On the occasion of Artissima 2022, Renata Fabbri is pleased to present a dialogue between  Matthieu Haberard (Tolose, 1991), Sophie Ko (Tblisi, 1981) and Lulù Nuti (Rome, 1988). Curated as a “triple personal exhibition”, the project includes a selection of unreleased works that compare sculptural language and pictorial medium, exploring their affinities and formal potentialities.

Ranging between heterogeneous expressive languages, the artistic practice of Matthieu Haberard explores the threshold that separates childhood and adulthood. It’s in that limb, ambiguous and full of possibilities, that the artist’s poetics takes shape, in balance between the infant’s gullible imaginary and the ironic representation of reality. Through his sarcastic glaze, Haberard creates sculptures inspired by the universe of toys and handcrafted, made of recycled materials like wood and cardboard. The sculptures feed on the Medieval imaginary, evoking symbols and iconographies like masks, swords and carefully decorated armour. The artist places art and play on the same level and warns the spectator about violence and war, whether they are physical, political, economical or cultural.
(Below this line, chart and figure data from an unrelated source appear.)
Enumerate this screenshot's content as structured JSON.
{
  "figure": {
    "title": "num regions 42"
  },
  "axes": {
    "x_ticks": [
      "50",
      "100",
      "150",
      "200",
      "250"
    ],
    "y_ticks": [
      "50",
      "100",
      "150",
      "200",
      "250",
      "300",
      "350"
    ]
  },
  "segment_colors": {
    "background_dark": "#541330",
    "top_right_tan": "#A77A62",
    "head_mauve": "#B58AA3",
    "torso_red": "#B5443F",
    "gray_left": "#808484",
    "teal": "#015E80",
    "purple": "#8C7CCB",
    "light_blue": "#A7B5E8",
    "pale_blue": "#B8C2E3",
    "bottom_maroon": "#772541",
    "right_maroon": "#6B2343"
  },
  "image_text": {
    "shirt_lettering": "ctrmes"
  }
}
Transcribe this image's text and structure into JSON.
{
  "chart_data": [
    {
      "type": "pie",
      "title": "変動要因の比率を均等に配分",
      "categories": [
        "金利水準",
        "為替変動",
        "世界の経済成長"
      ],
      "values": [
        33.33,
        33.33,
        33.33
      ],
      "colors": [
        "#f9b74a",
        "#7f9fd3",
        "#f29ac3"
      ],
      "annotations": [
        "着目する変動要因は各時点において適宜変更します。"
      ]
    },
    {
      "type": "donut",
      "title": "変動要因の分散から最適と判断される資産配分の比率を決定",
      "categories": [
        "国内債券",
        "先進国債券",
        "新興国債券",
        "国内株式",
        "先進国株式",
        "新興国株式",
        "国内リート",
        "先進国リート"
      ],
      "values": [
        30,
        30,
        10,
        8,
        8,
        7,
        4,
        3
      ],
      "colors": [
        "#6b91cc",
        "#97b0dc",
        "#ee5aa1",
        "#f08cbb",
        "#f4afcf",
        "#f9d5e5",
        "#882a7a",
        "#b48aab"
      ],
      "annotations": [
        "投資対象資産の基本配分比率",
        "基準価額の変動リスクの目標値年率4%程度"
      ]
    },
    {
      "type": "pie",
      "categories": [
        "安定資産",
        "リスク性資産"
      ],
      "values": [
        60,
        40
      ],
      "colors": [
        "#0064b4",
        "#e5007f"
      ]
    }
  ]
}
In Sophie Ko’s works, time plays a big role, and it creates a strong symbolic relation between the materials used and the images created. The shift and instability of the materials, related to the passing of time are two key elements in the artist’s artistic research. She uses powder of pure pigment and ashes generated from the burning of famous historical works of art and she creates powerful compositions that are at the same time monumental and fragile. The gravitational force acts on the matter and creates cracks and landslides in the work of art: tangible traces of the invisible passing of time.

Starting from a profound relation with matter, Lulù Nuti creates sculptures and installations that question the concepts of balance, precariousness and change. Her research examines the feelings of responsibility and impotence that our time provokes on human beings and on the relation with nature. The artist’s works are made of ductile and building materials – concrete, chalk, iron, bronze, copper- and are characterized by the unpredictability of the matter, that can generate irregular forms. Nuti’s art evokes ancestral narrations and is presented to the viewer as reconsiderations of the terrestrial globe, inviting him to reflect on new worlds and new ways of being in this world.